Pada malam sebelum pernikahan kami, tunanganku, pewaris keluarga mafia, memintaku memberikan gelarku kepada wanita lain dan menjadi selirnya. Maka aku meninggalkan gaun pengantinku di lantai dan memilih menikahi Bos Mafia. Jika aku tak bisa menjadi istrinya, aku akan menjadi Nyonya Besar.
"Nona, Tuan Alexander sudah datang," ujar pelayan kami, Maya, sambil mendorong pintu terbuka, suaranya bergetar karena bersemangat. Kunjungan pribadi dari sang pewaris adalah sebuah kehormatan.
Sebelum aku sempat menoleh, Alexander melangkah masuk ke ruangan, pandangannya tertuju padaku dengan kehangatan seperti biasanya. "Alana, sebaiknya biarkan desainer yang menyesuaikan gaun ini. Kenapa harus kamu lakukan sendiri? Nanti jarimu tertusuk."
Aku berdiri di depan cermin setinggi badan, mengenakan gaun pengantin putih murni yang dibuat khusus. Seharusnya dia tak ada di sini.
Dua minggu lalu, Kiara telah membanjiri Instagram dengan pesta ulang tahunnya. Pesta itu akan diadakan di kapal pesiar pribadi keluarganya, dan hampir semua sosialita di Valdoro diundang. Alexander berjanji akan hadir. Jadi, kenapa dia ada di sini sekarang?

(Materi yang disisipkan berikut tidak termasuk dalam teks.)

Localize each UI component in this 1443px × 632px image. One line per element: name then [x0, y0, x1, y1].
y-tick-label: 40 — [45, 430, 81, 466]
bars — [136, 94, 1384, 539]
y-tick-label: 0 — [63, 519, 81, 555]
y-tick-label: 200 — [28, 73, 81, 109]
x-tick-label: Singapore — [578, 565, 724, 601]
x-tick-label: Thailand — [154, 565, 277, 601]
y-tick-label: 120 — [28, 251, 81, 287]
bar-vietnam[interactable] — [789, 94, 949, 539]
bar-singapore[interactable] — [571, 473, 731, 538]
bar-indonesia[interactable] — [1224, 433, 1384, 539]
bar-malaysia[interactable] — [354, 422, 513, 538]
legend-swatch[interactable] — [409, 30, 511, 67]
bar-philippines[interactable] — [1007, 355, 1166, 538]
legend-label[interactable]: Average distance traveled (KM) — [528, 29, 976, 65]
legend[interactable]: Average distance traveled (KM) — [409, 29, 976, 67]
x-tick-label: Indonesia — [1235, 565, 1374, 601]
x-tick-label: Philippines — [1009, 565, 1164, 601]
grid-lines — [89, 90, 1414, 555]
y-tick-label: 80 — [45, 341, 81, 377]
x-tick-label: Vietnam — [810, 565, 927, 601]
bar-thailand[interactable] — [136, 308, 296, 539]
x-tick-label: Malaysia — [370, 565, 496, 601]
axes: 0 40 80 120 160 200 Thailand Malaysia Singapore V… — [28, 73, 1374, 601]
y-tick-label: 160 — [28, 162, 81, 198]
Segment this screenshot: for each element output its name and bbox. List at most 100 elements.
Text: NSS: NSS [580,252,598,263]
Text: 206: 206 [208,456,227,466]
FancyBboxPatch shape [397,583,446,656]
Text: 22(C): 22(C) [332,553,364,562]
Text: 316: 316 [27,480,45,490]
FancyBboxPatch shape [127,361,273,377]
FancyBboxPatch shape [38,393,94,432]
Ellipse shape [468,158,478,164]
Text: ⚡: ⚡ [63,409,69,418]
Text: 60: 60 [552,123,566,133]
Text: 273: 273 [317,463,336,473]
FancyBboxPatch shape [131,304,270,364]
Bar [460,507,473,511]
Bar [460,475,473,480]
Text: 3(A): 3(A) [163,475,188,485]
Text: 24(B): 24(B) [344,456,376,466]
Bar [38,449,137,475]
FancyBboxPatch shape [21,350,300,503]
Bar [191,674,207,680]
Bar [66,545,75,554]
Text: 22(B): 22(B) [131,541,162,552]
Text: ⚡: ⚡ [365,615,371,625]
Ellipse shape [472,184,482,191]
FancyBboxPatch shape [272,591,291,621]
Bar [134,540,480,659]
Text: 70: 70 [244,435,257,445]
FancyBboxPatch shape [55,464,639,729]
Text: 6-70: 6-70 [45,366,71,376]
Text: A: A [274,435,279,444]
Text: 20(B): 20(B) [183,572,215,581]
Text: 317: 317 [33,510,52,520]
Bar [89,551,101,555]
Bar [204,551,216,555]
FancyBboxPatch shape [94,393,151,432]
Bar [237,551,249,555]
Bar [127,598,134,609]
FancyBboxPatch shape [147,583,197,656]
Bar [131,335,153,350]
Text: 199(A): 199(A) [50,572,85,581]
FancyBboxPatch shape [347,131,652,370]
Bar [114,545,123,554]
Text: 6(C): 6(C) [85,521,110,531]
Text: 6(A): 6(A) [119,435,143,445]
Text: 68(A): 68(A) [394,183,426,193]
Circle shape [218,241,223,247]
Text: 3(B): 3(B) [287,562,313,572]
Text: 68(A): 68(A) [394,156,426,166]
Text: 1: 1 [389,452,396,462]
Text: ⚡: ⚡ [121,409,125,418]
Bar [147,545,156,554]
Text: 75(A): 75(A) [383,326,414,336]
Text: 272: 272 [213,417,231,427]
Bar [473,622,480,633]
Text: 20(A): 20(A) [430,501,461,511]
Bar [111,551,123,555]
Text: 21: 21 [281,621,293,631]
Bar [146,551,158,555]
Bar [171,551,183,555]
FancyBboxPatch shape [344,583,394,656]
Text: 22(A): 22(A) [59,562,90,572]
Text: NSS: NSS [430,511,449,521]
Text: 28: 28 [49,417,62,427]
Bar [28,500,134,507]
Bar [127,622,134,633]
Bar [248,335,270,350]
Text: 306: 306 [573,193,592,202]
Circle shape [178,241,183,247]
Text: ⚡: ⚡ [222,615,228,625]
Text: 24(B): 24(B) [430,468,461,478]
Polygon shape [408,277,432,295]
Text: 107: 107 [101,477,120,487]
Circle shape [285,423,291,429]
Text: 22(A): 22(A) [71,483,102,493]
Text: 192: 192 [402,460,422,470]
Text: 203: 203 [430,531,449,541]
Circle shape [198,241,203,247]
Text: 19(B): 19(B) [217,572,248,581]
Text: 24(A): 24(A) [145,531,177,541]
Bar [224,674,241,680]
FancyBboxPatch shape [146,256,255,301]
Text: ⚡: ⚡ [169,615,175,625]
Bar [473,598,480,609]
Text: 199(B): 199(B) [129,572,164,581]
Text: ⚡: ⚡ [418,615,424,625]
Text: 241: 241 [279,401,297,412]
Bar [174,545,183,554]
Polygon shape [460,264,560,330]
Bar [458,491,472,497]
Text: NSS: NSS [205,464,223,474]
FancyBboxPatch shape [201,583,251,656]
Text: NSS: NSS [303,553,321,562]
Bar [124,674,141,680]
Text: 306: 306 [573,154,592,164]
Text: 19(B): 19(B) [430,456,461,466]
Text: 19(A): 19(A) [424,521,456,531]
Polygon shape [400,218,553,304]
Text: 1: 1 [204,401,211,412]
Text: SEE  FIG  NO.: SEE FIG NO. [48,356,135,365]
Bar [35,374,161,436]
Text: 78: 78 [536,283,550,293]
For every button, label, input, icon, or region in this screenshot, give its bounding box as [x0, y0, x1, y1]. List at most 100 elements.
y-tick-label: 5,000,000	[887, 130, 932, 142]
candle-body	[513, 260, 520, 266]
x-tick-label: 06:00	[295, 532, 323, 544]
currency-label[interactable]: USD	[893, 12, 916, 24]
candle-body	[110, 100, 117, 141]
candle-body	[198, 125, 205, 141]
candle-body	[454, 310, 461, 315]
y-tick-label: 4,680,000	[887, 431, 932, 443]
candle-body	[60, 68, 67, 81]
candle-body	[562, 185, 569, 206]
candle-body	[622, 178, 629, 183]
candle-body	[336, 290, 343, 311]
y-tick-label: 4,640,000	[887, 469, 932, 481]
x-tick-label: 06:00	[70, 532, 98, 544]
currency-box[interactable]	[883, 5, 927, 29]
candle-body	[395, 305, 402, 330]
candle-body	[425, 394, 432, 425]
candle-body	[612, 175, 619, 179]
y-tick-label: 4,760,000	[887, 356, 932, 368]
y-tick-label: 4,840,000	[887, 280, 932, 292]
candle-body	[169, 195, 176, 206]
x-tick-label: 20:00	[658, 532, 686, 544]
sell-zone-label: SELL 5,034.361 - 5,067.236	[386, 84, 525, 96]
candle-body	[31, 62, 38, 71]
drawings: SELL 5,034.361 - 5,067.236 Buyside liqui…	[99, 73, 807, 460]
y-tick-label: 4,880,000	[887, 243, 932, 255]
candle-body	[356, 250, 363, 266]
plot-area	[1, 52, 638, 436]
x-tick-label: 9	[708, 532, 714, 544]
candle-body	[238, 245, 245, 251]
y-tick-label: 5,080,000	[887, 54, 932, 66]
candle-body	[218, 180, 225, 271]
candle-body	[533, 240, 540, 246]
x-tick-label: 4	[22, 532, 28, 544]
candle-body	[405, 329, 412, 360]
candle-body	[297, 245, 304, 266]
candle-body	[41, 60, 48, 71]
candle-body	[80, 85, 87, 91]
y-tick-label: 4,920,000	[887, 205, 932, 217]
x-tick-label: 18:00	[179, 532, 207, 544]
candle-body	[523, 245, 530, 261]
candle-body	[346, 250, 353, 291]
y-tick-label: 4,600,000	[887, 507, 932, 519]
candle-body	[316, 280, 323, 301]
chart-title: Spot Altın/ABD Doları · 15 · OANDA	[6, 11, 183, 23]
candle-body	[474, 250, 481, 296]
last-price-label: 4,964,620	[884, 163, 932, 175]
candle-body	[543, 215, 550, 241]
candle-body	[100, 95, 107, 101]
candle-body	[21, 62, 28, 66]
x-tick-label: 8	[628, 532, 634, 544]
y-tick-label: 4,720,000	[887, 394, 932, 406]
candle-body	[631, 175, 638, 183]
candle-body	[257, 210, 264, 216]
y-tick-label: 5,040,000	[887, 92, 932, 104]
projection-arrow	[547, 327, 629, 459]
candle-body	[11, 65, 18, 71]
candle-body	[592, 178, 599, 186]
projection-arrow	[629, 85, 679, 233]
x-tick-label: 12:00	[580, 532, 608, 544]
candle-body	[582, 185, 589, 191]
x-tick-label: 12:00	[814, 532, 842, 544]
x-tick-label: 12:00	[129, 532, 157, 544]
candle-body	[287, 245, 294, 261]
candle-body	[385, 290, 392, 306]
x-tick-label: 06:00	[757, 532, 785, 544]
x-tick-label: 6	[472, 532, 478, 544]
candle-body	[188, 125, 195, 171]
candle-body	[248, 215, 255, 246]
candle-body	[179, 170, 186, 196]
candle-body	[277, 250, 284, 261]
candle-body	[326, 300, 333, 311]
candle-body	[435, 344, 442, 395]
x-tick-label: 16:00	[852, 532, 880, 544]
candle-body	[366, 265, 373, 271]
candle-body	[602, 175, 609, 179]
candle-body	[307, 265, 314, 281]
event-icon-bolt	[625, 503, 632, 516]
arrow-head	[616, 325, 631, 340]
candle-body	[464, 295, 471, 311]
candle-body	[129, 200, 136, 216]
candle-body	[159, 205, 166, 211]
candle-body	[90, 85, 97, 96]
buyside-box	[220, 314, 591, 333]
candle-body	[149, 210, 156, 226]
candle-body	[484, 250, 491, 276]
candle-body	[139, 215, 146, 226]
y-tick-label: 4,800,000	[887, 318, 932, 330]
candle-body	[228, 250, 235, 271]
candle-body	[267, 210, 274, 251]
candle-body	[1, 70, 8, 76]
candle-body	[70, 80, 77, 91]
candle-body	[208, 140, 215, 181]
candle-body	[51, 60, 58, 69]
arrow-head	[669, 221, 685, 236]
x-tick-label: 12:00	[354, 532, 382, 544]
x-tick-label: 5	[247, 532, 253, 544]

Aku menatap matanya di cermin. Matanya berpaling sebentar sebelum ia membersihkan tenggorokan. "Aku perlu bicarakan sesuatu denganmu."
Ia ragu, lalu akhirnya menatap mataku lagi. "Kiara menolak jadi selir. Aku sudah memikirkannya... aku harus memberinya gelar istri."
Tanganku yang tadinya sedang menyesuaikan renda halus di rok tiba-tiba membeku.
"Alana, ini hanyalah sebuah formalitas dan gelar. Aku butuh kamu memberikannya pada Kiara. Tolonglah? Dia tak mengerti aturan keluarga kita dan menuntut aku menikah dengannya. Kita hanya perlu menenangkannya untuk sementara. Setelah pernikahan, kamu tetap yang mengatur urusan keluarga. Seluruh keluarga tahu bahwa kamu satu-satunya yang aku anggap istri sejati."
Potongan terakhir harapan yang kupegang hancur. Aku menoleh menatapnya. "Jadi, kau ingin aku jadi selirmu?"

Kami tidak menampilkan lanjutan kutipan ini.